Text Encoding Initiative
The American Memory DTD is conformant with the Text Encoding Initiative (TEI), which has established a set of models and guidelines for encoding texts in the humanities. Because the TEI was incomplete at the time AMMEM.DTD was developed and implemented, the Library created its own simple models for some elements.
Work in Progress
Like most DTDs in active use, the American Memory DTD continues to undergo reevaluation and refinement. In the near future, the Library will provide full TEI-conformance documentation. Additional minor modifications are being made to facilitate the chunking of texts for online display and navigation.
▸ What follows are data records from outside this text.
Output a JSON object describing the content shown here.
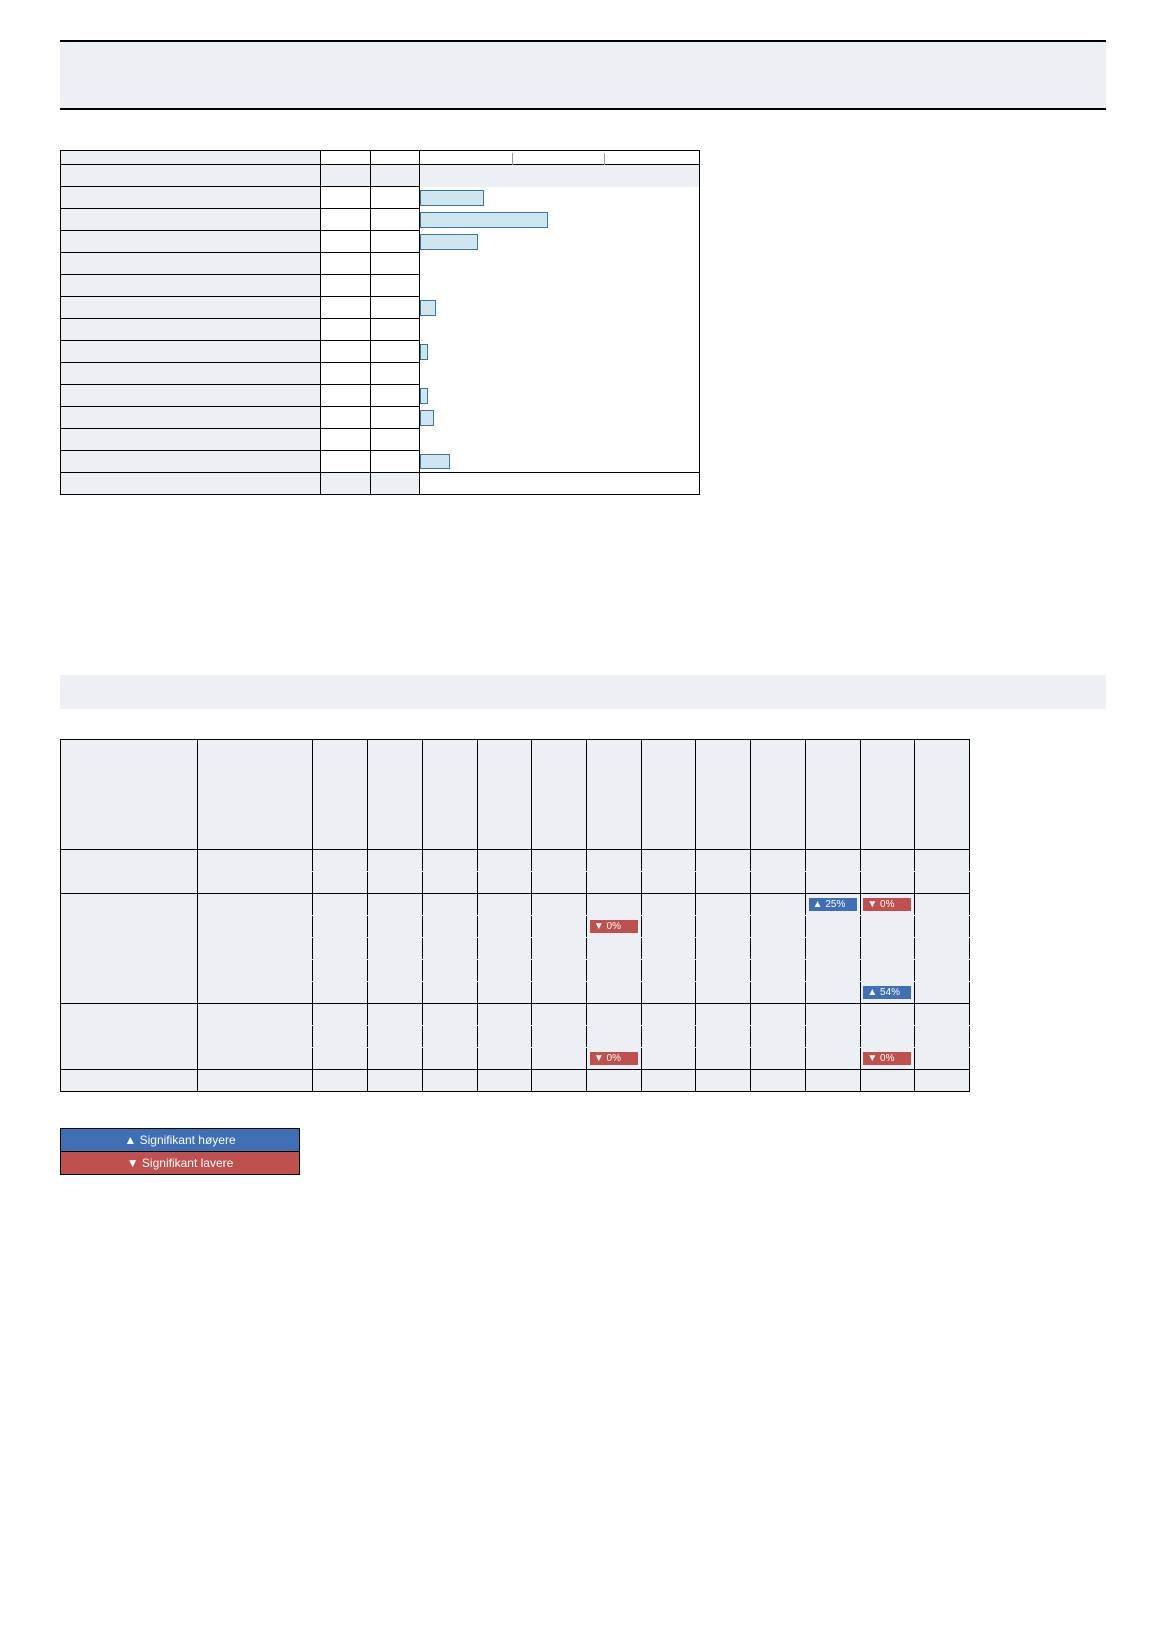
{
  "colors": {
    "band_bg": "#eceff3",
    "bar_fill": "#cfe6f1",
    "bar_border": "#3b76a3",
    "sig_up": "#3f6fb5",
    "sig_down": "#c0504d",
    "grid": "#999999",
    "page_bg": "#ffffff",
    "rule": "#000000"
  },
  "title": {
    "line1": "",
    "line2": ""
  },
  "barchart": {
    "type": "bar",
    "xmax": 100,
    "header": {
      "label": "",
      "n": "",
      "pct": ""
    },
    "rows": [
      {
        "label": "",
        "n": "",
        "pct": "",
        "value": 22
      },
      {
        "label": "",
        "n": "",
        "pct": "",
        "value": 45
      },
      {
        "label": "",
        "n": "",
        "pct": "",
        "value": 20
      },
      {
        "label": "",
        "n": "",
        "pct": "",
        "value": 0
      },
      {
        "label": "",
        "n": "",
        "pct": "",
        "value": 0
      },
      {
        "label": "",
        "n": "",
        "pct": "",
        "value": 5
      },
      {
        "label": "",
        "n": "",
        "pct": "",
        "value": 0
      },
      {
        "label": "",
        "n": "",
        "pct": "",
        "value": 2
      },
      {
        "label": "",
        "n": "",
        "pct": "",
        "value": 0
      },
      {
        "label": "",
        "n": "",
        "pct": "",
        "value": 2
      },
      {
        "label": "",
        "n": "",
        "pct": "",
        "value": 4
      },
      {
        "label": "",
        "n": "",
        "pct": "",
        "value": 0
      },
      {
        "label": "",
        "n": "",
        "pct": "",
        "value": 10
      }
    ],
    "total": {
      "label": "",
      "n": "",
      "pct": ""
    }
  },
  "cross": {
    "band_text": "",
    "columns": [
      "",
      "",
      "",
      "",
      "",
      "",
      "",
      "",
      "",
      "",
      "",
      ""
    ],
    "groups": [
      {
        "stub": "",
        "rows": [
          {
            "stub": "",
            "cells": [
              "",
              "",
              "",
              "",
              "",
              "",
              "",
              "",
              "",
              "",
              "",
              ""
            ]
          },
          {
            "stub": "",
            "cells": [
              "",
              "",
              "",
              "",
              "",
              "",
              "",
              "",
              "",
              "",
              "",
              ""
            ]
          }
        ]
      },
      {
        "stub": "",
        "rows": [
          {
            "stub": "",
            "cells": [
              "",
              "",
              "",
              "",
              "",
              "",
              "",
              "",
              "",
              {
                "dir": "up",
                "text": "25%"
              },
              {
                "dir": "down",
                "text": "0%"
              },
              ""
            ]
          },
          {
            "stub": "",
            "cells": [
              "",
              "",
              "",
              "",
              "",
              {
                "dir": "down",
                "text": "0%"
              },
              "",
              "",
              "",
              "",
              "",
              ""
            ]
          },
          {
            "stub": "",
            "cells": [
              "",
              "",
              "",
              "",
              "",
              "",
              "",
              "",
              "",
              "",
              "",
              ""
            ]
          },
          {
            "stub": "",
            "cells": [
              "",
              "",
              "",
              "",
              "",
              "",
              "",
              "",
              "",
              "",
              "",
              ""
            ]
          },
          {
            "stub": "",
            "cells": [
              "",
              "",
              "",
              "",
              "",
              "",
              "",
              "",
              "",
              "",
              {
                "dir": "up",
                "text": "54%"
              },
              ""
            ]
          }
        ]
      },
      {
        "stub": "",
        "rows": [
          {
            "stub": "",
            "cells": [
              "",
              "",
              "",
              "",
              "",
              "",
              "",
              "",
              "",
              "",
              "",
              ""
            ]
          },
          {
            "stub": "",
            "cells": [
              "",
              "",
              "",
              "",
              "",
              "",
              "",
              "",
              "",
              "",
              "",
              ""
            ]
          },
          {
            "stub": "",
            "cells": [
              "",
              "",
              "",
              "",
              "",
              {
                "dir": "down",
                "text": "0%"
              },
              "",
              "",
              "",
              "",
              {
                "dir": "down",
                "text": "0%"
              },
              ""
            ]
          }
        ]
      }
    ],
    "footer": {
      "cells": [
        "",
        "",
        "",
        "",
        "",
        "",
        "",
        "",
        "",
        "",
        "",
        ""
      ]
    }
  },
  "legend": {
    "up": "Signifikant høyere",
    "down": "Signifikant lavere"
  },
  "glyph": {
    "up": "▲",
    "down": "▼"
  }
}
The Library also anticipates making future revisions to the American Memory DTD to accommodate the emerging Extensible Markup Language (XML) specification. The Library welcomes comments and questions about this work; interested parties should contact LeeEllen Friedland: firstname.lastname@example.org
The American Memory DTD and related files and support documents, including the Tag Library and Instructions for Keying and Encoding, are all available via FTP (File Transfer Protocol) from the anonymous file server at the Library of Congress in Washington, D.C. The host domain of LC's FTP server is: ftp.loc.gov.